Echoing Kattan’s sentiments, SteelHouse Vice President/Head of Talent Kathleen Prior-Louis noted the importance of a team that feels more than comfortable at work, but also spoke to the fact that faith in fellow employees creates an atmosphere in which people are innately pushing each other to be better on a daily basis.

 

What does a great company culture look like?

We believe a great culture is built on freedom and responsibility, with trust underlining it all. Team members who know they have the faith of the company and their peers will do better work — it’s just that simple. It’s why SteelHouse perks are designed to ensure everyone knows they are valued — three-day weekends each month, a work-from-anywhere policy, a $2,000 vacation stipend, and an unlimited vacation policy speak to the trust that the company has in its people. A great company culture values its people, and in turn the people value the company.  

 

How has SteelHouse's culture evolved as the company has grown?

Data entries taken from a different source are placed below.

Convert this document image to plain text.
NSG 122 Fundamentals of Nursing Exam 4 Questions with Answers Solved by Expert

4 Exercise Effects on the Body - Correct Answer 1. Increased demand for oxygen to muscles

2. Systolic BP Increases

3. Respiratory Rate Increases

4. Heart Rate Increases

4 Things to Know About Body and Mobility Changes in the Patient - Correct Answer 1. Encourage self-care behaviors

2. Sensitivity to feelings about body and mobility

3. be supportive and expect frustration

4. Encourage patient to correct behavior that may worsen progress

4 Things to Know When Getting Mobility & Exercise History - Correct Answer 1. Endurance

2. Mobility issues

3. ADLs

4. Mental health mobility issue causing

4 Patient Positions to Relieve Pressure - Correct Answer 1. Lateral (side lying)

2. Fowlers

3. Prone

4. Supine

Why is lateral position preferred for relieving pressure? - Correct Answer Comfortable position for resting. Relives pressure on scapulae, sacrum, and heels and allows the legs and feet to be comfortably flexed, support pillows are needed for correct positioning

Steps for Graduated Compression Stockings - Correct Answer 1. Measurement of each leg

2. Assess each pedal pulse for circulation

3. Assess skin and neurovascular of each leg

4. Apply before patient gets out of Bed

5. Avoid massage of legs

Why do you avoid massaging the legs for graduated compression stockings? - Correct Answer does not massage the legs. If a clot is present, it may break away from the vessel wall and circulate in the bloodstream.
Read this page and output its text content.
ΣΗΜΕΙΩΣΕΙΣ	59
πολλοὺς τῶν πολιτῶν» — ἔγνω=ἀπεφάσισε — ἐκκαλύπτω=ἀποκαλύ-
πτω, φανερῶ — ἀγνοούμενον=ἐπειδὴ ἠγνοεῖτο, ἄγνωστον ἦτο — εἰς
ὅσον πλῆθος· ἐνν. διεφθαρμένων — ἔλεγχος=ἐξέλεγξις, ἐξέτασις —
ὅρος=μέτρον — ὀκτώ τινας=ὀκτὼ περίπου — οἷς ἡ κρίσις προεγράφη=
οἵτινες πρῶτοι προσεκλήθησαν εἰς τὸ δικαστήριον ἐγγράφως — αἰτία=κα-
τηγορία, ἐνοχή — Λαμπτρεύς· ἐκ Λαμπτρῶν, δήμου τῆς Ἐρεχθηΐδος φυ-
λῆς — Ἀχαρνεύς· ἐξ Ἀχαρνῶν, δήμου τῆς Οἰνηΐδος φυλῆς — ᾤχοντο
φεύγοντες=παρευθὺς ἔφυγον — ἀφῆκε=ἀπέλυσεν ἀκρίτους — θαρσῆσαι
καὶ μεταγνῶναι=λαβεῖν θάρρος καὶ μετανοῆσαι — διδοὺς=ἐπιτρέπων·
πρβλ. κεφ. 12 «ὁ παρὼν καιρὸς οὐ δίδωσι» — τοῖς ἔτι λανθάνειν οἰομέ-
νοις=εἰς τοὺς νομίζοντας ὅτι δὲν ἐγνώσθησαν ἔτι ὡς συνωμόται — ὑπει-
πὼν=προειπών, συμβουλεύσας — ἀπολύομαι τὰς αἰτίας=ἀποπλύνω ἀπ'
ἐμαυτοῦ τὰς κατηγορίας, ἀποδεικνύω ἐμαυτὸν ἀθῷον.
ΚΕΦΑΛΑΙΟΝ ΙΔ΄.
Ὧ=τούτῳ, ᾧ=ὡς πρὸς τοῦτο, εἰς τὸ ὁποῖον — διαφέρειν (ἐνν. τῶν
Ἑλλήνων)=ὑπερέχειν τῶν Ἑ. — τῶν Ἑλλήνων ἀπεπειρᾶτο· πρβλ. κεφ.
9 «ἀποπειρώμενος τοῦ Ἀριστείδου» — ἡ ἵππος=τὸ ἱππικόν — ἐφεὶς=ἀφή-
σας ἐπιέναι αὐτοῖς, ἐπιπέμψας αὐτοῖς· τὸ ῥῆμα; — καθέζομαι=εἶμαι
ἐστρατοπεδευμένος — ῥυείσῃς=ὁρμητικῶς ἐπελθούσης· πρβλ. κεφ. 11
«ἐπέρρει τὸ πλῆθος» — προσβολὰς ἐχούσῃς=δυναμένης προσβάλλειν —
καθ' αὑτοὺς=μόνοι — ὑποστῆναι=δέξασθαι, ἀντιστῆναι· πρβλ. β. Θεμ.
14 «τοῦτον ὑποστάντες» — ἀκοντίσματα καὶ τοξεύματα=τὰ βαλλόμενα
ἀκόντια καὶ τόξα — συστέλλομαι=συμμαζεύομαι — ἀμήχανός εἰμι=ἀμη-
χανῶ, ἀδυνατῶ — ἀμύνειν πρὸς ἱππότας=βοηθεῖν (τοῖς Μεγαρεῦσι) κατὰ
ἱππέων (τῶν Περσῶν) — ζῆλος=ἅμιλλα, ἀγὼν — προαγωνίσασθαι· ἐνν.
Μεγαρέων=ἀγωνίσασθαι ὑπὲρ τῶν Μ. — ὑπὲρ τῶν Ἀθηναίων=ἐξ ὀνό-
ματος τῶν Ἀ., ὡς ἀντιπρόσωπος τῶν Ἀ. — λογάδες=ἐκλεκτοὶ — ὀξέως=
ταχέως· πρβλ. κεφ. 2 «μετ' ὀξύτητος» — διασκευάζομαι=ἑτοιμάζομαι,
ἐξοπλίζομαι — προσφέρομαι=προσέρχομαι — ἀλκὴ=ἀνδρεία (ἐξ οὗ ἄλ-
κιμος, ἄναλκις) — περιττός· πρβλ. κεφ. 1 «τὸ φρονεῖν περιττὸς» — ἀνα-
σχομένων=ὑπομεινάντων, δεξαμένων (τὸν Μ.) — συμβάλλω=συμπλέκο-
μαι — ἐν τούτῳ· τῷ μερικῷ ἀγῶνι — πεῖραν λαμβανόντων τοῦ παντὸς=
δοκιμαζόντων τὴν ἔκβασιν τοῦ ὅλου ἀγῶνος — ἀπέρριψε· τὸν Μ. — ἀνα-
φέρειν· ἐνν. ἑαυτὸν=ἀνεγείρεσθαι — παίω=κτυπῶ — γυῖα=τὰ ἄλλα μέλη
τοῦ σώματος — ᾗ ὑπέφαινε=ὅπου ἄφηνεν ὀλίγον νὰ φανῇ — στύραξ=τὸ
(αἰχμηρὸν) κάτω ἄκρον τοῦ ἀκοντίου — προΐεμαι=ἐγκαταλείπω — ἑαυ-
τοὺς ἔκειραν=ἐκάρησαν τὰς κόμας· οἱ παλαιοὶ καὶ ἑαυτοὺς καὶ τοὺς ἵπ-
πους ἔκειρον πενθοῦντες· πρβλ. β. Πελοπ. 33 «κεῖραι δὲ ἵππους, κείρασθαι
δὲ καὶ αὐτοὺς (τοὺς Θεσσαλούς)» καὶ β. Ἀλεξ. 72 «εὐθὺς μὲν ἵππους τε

When the company was founded, it was driven by team members that embodied the “work hard, play hard” mindset. As the company grew, the mentality never went away. Don’t be fooled into thinking that just means happy hours and company parties, either (although those are pretty great). SteelHouse expanded the “play hard” mentality by adding educational culture classes, with topics, such as “Getting the Most Out of Your 401k.” The body and mind haven’t been ignored either, with morning meditation and yoga sessions available.

 

What are some things that companies should avoid as they grow?

Companies must work hard to retain their identity. Companies must also work hard to make new hires feel welcome right off the bat. By doing so, they avoid any possible schisms between “new” versus “old,” because everyone feels like they are part of one big team.